Specification driven development UPDATE: how to write better specs that AI agents actually follow

A few months ago I wrote about specification driven development and why I doubled down on it as AI tools got powerful.

At the time, it felt like the antidote to chaos. Write clear specs first, then let AI generate code against them. Less back-and-forth, fewer misunderstandings, faster delivery.

It worked… mostly. In the beginning.

But as I started giving bigger chunks to AI agents (not just single functions but whole features and workflows) the limitations became obvious. The AI would “follow” the spec in the most literal, sometimes brain dead way, or it would creatively reinterpret ambiguous parts and go off the tracks.

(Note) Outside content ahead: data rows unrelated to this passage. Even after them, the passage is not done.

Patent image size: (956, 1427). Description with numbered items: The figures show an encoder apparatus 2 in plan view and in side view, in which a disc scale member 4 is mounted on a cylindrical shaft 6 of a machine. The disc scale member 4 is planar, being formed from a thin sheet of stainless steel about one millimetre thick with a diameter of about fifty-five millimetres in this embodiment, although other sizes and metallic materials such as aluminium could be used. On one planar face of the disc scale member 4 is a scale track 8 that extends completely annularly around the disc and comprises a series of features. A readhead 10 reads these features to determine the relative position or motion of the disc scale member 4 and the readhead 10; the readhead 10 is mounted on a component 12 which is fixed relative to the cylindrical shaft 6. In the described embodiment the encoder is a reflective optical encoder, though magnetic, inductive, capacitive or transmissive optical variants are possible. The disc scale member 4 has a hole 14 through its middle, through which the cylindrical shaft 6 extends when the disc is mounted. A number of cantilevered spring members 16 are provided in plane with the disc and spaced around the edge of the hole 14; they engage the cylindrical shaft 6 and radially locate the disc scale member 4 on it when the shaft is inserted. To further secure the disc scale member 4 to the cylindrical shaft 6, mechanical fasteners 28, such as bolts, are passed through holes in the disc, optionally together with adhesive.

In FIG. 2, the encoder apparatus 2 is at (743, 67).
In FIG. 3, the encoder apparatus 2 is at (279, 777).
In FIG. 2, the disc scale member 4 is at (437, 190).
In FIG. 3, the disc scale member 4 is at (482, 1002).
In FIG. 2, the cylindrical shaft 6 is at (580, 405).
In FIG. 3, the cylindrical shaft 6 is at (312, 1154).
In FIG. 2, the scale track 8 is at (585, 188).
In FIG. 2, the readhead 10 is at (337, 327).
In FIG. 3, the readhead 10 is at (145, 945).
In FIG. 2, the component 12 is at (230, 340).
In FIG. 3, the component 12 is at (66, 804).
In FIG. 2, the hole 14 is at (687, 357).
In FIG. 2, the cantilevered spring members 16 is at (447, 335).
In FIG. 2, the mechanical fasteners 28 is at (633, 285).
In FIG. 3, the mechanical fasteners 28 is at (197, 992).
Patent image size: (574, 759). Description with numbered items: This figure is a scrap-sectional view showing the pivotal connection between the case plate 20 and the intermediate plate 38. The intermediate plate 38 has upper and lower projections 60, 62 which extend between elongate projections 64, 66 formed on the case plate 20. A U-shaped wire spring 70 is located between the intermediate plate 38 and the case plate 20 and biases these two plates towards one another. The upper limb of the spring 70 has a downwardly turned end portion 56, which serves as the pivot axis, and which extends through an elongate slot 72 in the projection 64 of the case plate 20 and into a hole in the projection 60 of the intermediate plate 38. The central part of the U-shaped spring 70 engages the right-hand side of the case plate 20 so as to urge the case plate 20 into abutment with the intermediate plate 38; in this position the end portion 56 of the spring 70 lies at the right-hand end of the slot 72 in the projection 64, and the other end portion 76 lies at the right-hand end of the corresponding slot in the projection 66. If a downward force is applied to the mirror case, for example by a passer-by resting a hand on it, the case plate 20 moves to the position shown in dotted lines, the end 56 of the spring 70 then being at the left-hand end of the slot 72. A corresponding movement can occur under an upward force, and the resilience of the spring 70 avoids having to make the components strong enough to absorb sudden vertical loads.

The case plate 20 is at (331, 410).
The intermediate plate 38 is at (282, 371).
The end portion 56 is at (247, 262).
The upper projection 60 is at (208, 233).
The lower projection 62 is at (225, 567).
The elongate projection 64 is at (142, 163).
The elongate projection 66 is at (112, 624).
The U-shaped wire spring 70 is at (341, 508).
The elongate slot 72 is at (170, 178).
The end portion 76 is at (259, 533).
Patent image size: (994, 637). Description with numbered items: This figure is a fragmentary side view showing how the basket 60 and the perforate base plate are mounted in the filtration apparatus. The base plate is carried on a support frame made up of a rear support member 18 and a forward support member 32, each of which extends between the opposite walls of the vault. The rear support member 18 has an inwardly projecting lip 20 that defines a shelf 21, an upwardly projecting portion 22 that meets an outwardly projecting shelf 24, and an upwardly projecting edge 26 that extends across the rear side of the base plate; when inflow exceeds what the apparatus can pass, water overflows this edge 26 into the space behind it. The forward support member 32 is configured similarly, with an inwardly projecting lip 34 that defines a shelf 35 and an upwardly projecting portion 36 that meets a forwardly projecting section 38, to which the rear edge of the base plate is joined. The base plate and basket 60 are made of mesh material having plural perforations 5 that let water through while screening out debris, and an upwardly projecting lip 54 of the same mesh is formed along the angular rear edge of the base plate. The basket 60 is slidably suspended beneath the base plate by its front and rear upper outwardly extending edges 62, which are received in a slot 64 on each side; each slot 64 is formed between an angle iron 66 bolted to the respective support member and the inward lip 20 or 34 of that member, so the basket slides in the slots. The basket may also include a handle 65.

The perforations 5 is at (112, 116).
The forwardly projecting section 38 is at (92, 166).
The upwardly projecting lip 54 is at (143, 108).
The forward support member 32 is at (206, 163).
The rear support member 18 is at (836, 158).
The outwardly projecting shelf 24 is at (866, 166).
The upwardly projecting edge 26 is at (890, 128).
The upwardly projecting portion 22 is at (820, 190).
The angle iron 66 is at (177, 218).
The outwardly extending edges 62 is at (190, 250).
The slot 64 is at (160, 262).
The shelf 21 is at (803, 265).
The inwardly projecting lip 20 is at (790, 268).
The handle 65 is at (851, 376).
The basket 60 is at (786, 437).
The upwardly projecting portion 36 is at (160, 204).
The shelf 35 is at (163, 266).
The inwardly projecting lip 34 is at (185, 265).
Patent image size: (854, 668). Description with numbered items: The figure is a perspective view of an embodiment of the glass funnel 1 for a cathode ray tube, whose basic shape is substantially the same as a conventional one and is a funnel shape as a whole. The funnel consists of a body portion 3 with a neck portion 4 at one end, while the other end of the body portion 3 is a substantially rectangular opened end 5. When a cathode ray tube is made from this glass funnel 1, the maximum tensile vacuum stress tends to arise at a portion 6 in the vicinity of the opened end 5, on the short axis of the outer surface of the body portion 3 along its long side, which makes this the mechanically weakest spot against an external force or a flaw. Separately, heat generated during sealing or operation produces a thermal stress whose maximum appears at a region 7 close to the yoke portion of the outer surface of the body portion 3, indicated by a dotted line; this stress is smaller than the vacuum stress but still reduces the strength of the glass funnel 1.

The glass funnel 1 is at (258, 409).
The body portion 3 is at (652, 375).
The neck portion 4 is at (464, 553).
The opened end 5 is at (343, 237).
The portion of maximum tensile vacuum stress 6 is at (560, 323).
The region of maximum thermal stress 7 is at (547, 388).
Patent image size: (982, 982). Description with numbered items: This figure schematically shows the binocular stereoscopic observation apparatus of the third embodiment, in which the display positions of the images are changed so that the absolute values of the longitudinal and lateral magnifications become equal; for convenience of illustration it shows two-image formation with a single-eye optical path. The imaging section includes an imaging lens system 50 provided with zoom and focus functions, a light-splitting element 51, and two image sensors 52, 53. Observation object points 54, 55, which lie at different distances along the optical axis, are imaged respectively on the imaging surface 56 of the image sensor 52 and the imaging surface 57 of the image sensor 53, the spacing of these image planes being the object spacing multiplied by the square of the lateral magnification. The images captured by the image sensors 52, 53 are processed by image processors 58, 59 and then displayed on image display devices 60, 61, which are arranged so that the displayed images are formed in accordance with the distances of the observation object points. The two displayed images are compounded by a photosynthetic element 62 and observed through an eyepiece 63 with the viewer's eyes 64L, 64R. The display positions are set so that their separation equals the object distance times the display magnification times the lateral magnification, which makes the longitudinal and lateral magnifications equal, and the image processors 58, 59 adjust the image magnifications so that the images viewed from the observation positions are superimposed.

I needed to improve on my specification driven development approach: specs that are actually machine-readable, enforceable and resilient to AI’s strengths and weaknesses.

Here’s what we changed and what’s working now at Code Of Us.

Why my approach wasn’t enough anymore

Classic specs (even the good ones) are written for humans. They assume shared context, common sense and the ability to ask clarifying questions.

AI has none of that reliably. It has:

Massive pattern matching
Zero real understanding
Tendency to fill gaps with the most common patterns it saw in training
Overconfidence when it should say “I need more info”

So, when the specification says “handle errors gracefully,” the AI might add a generic try catch that logs to console and continues, which is technically “handling” the error.

When we say “make it performant,” it might memoize everything, blowing up memory.

We needed specs that remove as much ambiguity as possible while still letting humans stay in control.

The structure that works for AI agents

I now write specs in clear sections. This format has dramatically improved how well AI follows them.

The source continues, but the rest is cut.